Methods: Cross-sectional surveys at antenatal clinics and delivery units were performed over a 12-month period at two district hospitals in urban and semi-urban areas, and a rural mission hospital. Malaria was diagnosed by Giemsa-stained blood smear and/or rapid diagnostic test using peripheral or placental blood.

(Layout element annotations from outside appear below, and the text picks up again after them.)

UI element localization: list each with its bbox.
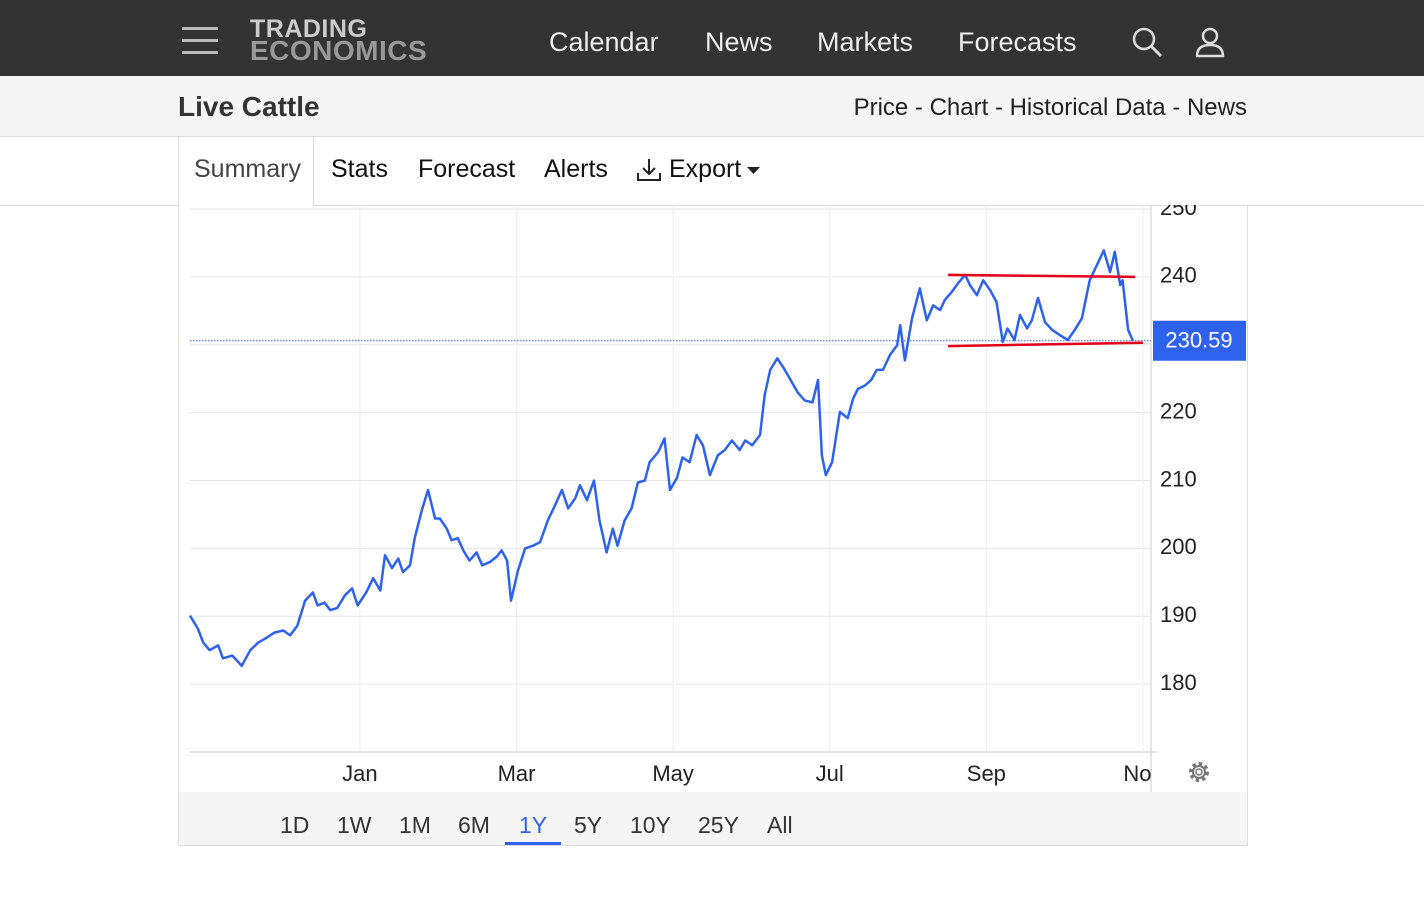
nav-link[interactable]: Forecasts	[958, 27, 1077, 57]
range-bar	[179, 792, 1247, 845]
range-button[interactable]: 1M	[399, 812, 431, 838]
settings-icon[interactable]	[1189, 762, 1209, 782]
download-icon	[637, 159, 661, 181]
logo-top: TRADING	[250, 15, 368, 43]
chart: 180190200210220230240250230.59JanMarMayJ…	[188, 205, 1246, 792]
trend-line	[947, 341, 1143, 348]
search-icon[interactable]	[1130, 26, 1164, 60]
nav-link[interactable]: News	[705, 27, 773, 57]
y-tick-label: 220	[1160, 398, 1197, 423]
x-tick-label: Nov	[1123, 761, 1162, 786]
y-tick-label: 240	[1160, 263, 1197, 288]
page-title: Live Cattle	[178, 91, 320, 122]
nav-link[interactable]: Calendar	[549, 27, 659, 57]
range-button[interactable]: All	[767, 812, 793, 838]
range-button[interactable]: 1W	[337, 812, 372, 838]
logo[interactable]: TRADING ECONOMICS	[250, 15, 428, 66]
tab[interactable]: Forecast	[418, 155, 516, 183]
trend-line	[947, 273, 1136, 279]
tab[interactable]: Alerts	[544, 155, 608, 183]
tab[interactable]: Summary	[194, 155, 301, 183]
x-tick-label: Jan	[342, 761, 377, 786]
range-button[interactable]: 1Y	[519, 812, 548, 838]
y-tick-label: 190	[1160, 602, 1197, 627]
user-icon[interactable]	[1194, 26, 1226, 58]
section-links[interactable]: Price - Chart - Historical Data - News	[853, 94, 1247, 121]
range-button[interactable]: 10Y	[630, 812, 671, 838]
top-nav: TRADING ECONOMICS Calendar News Markets …	[0, 0, 1424, 76]
menu-icon[interactable]	[180, 26, 220, 56]
active-underline	[505, 842, 561, 845]
y-tick-label: 210	[1160, 466, 1197, 491]
x-tick-label: Mar	[498, 761, 536, 786]
caret	[747, 167, 760, 174]
range-button[interactable]: 5Y	[574, 812, 603, 838]
y-tick-label: 180	[1160, 670, 1197, 695]
last-price-box	[1153, 320, 1246, 361]
sub-header: Live Cattle Price - Chart - Historical D…	[0, 76, 1424, 137]
y-tick-label: 200	[1160, 534, 1197, 559]
last-price-label: 230.59	[1165, 328, 1232, 353]
x-tick-label: May	[652, 761, 694, 786]
range-button[interactable]: 25Y	[698, 812, 739, 838]
chart-box	[178, 205, 1248, 846]
nav-link[interactable]: Markets	[817, 27, 914, 57]
y-tick-label: 250	[1160, 205, 1197, 220]
logo-bottom: ECONOMICS	[250, 35, 428, 66]
active-tab-box	[178, 137, 314, 206]
range-button[interactable]: 1D	[280, 812, 310, 838]
tab[interactable]: Export	[669, 155, 742, 183]
x-tick-label: Jul	[816, 761, 844, 786]
price-line	[188, 249, 1134, 668]
tab[interactable]: Stats	[331, 155, 388, 183]
x-tick-label: Sep	[967, 761, 1006, 786]
range-button[interactable]: 6M	[458, 812, 490, 838]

Results: 2,386 pregnant women were enrolled at the antenatal clinics and 718 at the delivery units. 1.8% (43/2382) of the antenatal clinic cohort had a positive diagnostic test for malaria (53.5% Plasmodium falciparum, 37.2% Plasmodium vivax, and 9.3% mixed infections). Peripheral parasitaemia was more common in pregnant women attending antenatal clinics in rural sites (adjusted relative risk [aRR] 4.31, 95%CI 1.84-10.11) and in those who were younger than 20 years (aRR 2.68, 95%CI 1.03-6.98). Among delivery unit participants, 1.7% (12/717) had peripheral parasitaemia and 2.4% (17/712) had placental parasitaemia. Women attending delivery units were more likely to be parasitaemic if they were in their first or second pregnancy (aRR 3.17, 95%CI 1.32-7.61), had fever in the last week (aRR 5.34, 95%CI 2.89-9.90), or had rural residence (aRR 3.10, 95%CI 1.66-5.79). Malaria control measures including indoor residual spraying (IRS) and untreated bed nets were common, whereas insecticide-treated bed nets (ITN) and malaria chemoprophylaxis were rarely used.
Conclusion: The prevalence of malaria among pregnant women was relatively low. However, given the large at-risk population in this malaria-endemic region of India, there is a need to enhance ITN availability and use for prevention of malaria in pregnancy, and to improve case management of symptomatic pregnant women.